Applaudi par des milliers de sympathisants en liesse, le candidat de la rupture et du panafricanisme a fait le choix d’afficher ouvertement sa polygamie, une pratique traditionnelle et religieuse solidement ancrée dans la culture sénégalaise, avant son élection triomphante dès le premier tour du scrutin avec 54,28% des voix.
Méconnues jusque-là, Marie Khone, la première femme qu’il a épousée il y a quinze ans et avec laquelle il a 4 enfants, est originaire du même village que lui. Il s’est marié à la seconde, Absa, il y a un peu plus d’un an.
« C’est une consécration de la tradition de la polygamie au sommet de l’Etat avec une situation qui va coller à la réalité sénégalaise », estime le sociologue Djiby Diakhaté, ajoutant que cette pratique est « plébiscitée » par beaucoup d’hommes mais que de nombreuses femmes demeurent « méfiantes » sur les principes la régissant.
La polygamie est depuis longtemps sujet à controverse dans ce pays composé de plus 90% de musulmans mais l’apparition publique de « BDF » entouré de ses deux épouses a replacé le sujet au cœur des débats, dans les médias, sur les réseaux sociaux et au sein des ménages suscitant diverses réactions.
Une sociologue réputée Fatou Sow Sarr a de son côté posté sur X que « la polygamie, la monogamie, la polyandrie sont des modèles matrimoniaux déterminés par l’histoire de chaque peuple ». Avant de publier rapidement un autre message sur le même réseau social: « ma pensée, profondément, est que l’Occident n’a aucune légitimité pour juger nos cultures ».
Toutefois nombre de femmes au Sénégal se disent contre cette pratique, qu’elles jugent hypocrite et injuste à leur égard.
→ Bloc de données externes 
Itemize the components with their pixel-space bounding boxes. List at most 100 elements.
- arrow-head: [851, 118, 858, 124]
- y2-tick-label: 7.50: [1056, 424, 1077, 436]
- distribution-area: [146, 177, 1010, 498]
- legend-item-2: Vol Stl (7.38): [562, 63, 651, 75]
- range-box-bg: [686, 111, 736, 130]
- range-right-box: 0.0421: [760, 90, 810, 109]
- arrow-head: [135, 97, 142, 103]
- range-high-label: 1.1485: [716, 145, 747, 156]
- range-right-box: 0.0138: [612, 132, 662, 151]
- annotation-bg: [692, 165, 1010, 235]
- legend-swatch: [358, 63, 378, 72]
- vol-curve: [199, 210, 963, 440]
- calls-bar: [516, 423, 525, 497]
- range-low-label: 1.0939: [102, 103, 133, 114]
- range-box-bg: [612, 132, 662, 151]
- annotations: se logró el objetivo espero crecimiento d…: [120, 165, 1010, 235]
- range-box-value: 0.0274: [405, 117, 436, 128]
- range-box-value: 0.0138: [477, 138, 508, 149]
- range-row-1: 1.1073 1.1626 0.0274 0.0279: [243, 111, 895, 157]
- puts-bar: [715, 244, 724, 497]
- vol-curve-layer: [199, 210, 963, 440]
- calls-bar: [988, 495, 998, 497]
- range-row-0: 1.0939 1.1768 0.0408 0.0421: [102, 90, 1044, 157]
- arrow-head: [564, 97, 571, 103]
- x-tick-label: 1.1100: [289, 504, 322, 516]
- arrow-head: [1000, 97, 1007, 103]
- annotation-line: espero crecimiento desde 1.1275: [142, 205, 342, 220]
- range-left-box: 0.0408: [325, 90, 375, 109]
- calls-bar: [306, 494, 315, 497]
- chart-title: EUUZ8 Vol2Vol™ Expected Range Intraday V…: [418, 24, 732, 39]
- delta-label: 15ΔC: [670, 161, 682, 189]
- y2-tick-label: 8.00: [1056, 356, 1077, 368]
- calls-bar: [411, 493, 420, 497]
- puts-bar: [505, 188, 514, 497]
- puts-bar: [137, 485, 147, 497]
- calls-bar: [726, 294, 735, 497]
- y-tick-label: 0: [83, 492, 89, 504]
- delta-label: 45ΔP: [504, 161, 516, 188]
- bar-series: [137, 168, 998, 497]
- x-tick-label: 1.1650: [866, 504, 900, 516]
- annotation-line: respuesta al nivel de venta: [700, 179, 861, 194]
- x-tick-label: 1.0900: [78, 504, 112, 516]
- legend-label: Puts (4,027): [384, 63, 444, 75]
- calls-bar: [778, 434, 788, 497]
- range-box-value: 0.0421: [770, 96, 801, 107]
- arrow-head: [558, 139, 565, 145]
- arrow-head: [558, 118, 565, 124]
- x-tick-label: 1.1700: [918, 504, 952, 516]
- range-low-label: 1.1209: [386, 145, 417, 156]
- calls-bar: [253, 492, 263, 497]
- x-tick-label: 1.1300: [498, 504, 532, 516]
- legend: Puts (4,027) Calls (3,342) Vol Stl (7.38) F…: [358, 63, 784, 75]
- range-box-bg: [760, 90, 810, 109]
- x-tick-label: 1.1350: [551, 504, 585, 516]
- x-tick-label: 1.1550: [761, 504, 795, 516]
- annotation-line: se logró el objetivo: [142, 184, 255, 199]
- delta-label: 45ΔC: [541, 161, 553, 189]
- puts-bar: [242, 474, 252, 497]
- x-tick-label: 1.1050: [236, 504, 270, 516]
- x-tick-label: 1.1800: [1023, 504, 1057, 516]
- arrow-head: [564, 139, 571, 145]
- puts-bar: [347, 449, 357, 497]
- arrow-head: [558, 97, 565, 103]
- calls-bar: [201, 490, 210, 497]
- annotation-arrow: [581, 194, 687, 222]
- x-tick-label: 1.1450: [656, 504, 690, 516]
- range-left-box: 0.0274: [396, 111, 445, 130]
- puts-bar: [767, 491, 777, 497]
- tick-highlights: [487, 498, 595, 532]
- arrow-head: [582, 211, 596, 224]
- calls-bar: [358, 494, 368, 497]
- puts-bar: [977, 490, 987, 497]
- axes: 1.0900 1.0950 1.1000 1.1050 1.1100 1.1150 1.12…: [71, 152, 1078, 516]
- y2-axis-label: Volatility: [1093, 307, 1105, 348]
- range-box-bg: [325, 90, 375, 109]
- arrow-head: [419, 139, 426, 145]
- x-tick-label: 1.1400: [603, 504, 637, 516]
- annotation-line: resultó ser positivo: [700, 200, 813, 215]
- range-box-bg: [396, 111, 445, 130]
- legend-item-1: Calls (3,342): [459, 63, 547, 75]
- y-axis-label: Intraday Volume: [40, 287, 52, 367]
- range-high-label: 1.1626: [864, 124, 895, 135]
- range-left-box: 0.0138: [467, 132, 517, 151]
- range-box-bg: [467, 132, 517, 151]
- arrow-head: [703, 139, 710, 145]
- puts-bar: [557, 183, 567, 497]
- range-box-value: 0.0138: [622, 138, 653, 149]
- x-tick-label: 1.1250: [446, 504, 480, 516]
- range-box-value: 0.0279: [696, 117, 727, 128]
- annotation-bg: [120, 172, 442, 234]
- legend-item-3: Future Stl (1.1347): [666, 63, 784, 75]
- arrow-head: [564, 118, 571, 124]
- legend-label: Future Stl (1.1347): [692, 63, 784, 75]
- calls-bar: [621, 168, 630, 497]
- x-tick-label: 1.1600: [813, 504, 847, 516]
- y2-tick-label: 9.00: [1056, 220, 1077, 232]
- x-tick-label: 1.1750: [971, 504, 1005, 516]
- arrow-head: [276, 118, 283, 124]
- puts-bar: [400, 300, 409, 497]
Et la commission de l’ONU pour les droits de l’Homme a jugé dans un rapport publié en 2022 que la polygamie constitue une discrimination vis-à-vis des femmes qui doit être éradiquée.
 « Maîtresse d’un homme marié »
Une des figures de la littérature sénégalaise, Mariama Ba critiquait déjà sévèrement la polygamie dans son célèbre roman « Une si longue lettre » paru en 1979.
Elle y dépeint la douleur et la solitude d’une femme mariée après le second mariage de son mari avec une très jeune femme contrainte d’accepter cette union, une situation difficile vécue par de nombreuses Sénégalaises.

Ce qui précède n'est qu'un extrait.